The figure includes both refinancing and home purchase demand and covers more than 75 percent of all domestic retail residential mortgage applications. The seasonally adjusted purchase index also increased 1 percent from the prior week, but remains 3 percent lower than the week prior to Thanksgiving.
The industry group’s refinance index climbed 2 percent higher from the previous week and was 16 percent lower than the week prior to Thanksgiving. Overall, the refinance share of mortgage activity accounted for 65 percent of total applications compared to 63 percent from a week earlier. However, with interest rates on the rise, refinance activity is not expected to pick up significant momentum anytime soon.
Amid talks of the Federal Reserve dialing down its bond-purchasing program, the average interest rate for a 30-year fixed-rate mortgage increased from 4.51 percent to 4.61 percent, the highest rate since September.
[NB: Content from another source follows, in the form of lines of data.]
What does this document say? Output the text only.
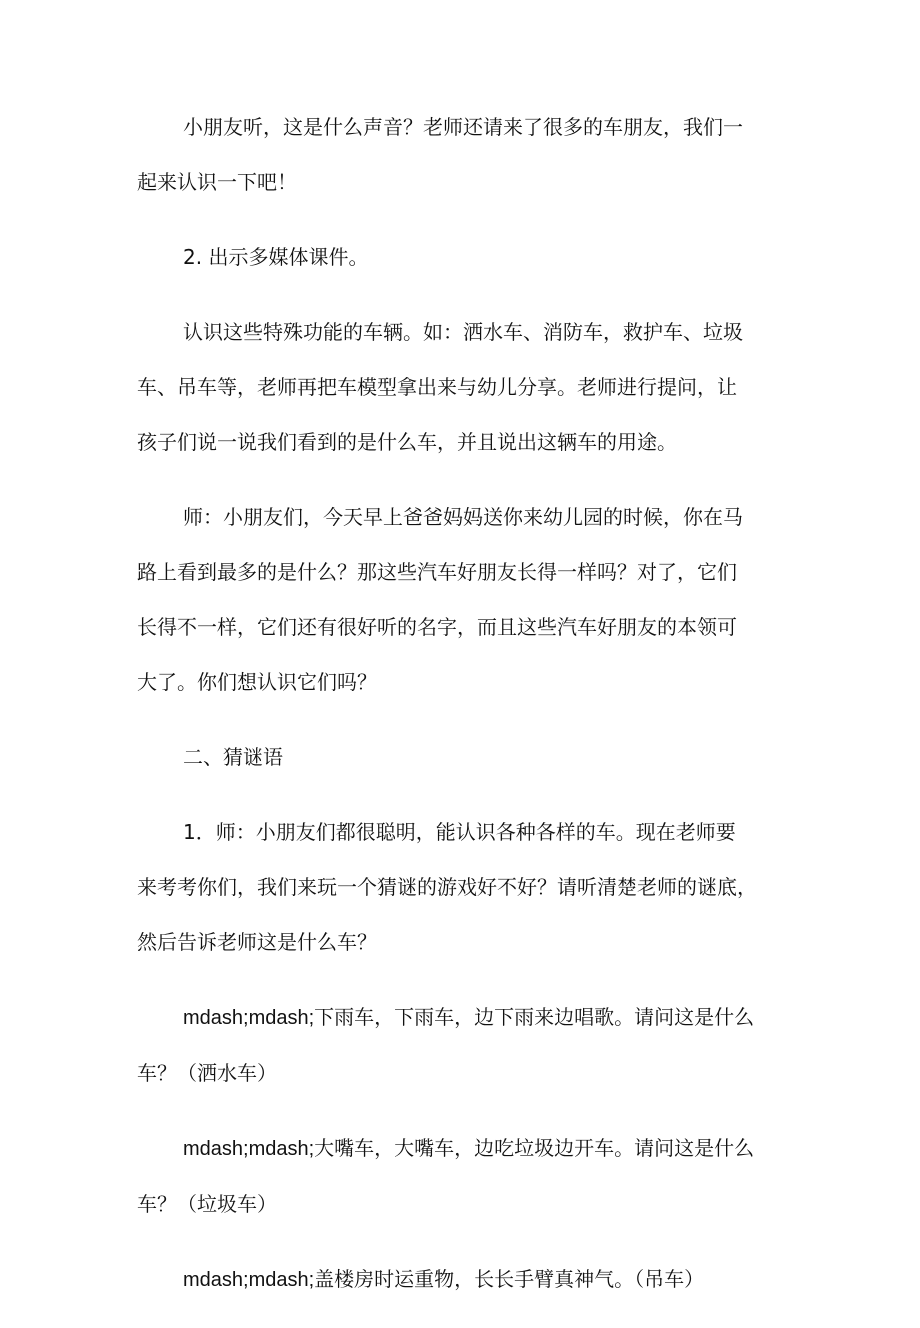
小朋友听，这是什么声音？老师还请来了很多的车朋友，我们一
起来认识一下吧！

2. 出示多媒体课件。

认识这些特殊功能的车辆。如：洒水车、消防车，救护车、垃圾
车、吊车等，老师再把车模型拿出来与幼儿分享。老师进行提问，让
孩子们说一说我们看到的是什么车，并且说出这辆车的用途。

师：小朋友们，今天早上爸爸妈妈送你来幼儿园的时候，你在马
路上看到最多的是什么？那这些汽车好朋友长得一样吗？对了，它们
长得不一样，它们还有很好听的名字，而且这些汽车好朋友的本领可
大了。你们想认识它们吗？

二、猜谜语

1．师：小朋友们都很聪明，能认识各种各样的车。现在老师要
来考考你们，我们来玩一个猜谜的游戏好不好？请听清楚老师的谜底，
然后告诉老师这是什么车？

mdash;mdash;下雨车，下雨车，边下雨来边唱歌。请问这是什么
车？（洒水车）

mdash;mdash;大嘴车，大嘴车，边吃垃圾边开车。请问这是什么
车？（垃圾车）

mdash;mdash;盖楼房时运重物，长长手臂真神气。（吊车）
The most recent average rate for a 15-year fixed-rate mortgage came in at 3.66 percent, up from 3.56. Looking ahead, Zillow expects mortgage rates to exceed 5 percent for the first time since early 2010 next year.
Even though interest rates are low on a historic basis, affordability is near its worst level in about five years due to surging home prices. Earlier this month, CoreLogic reported that home prices were up 12.5 percent in October on a year-over-year basis, logging their 20th consecutive month of gains. In fact, prices have posted double-digit gains for nine straight months.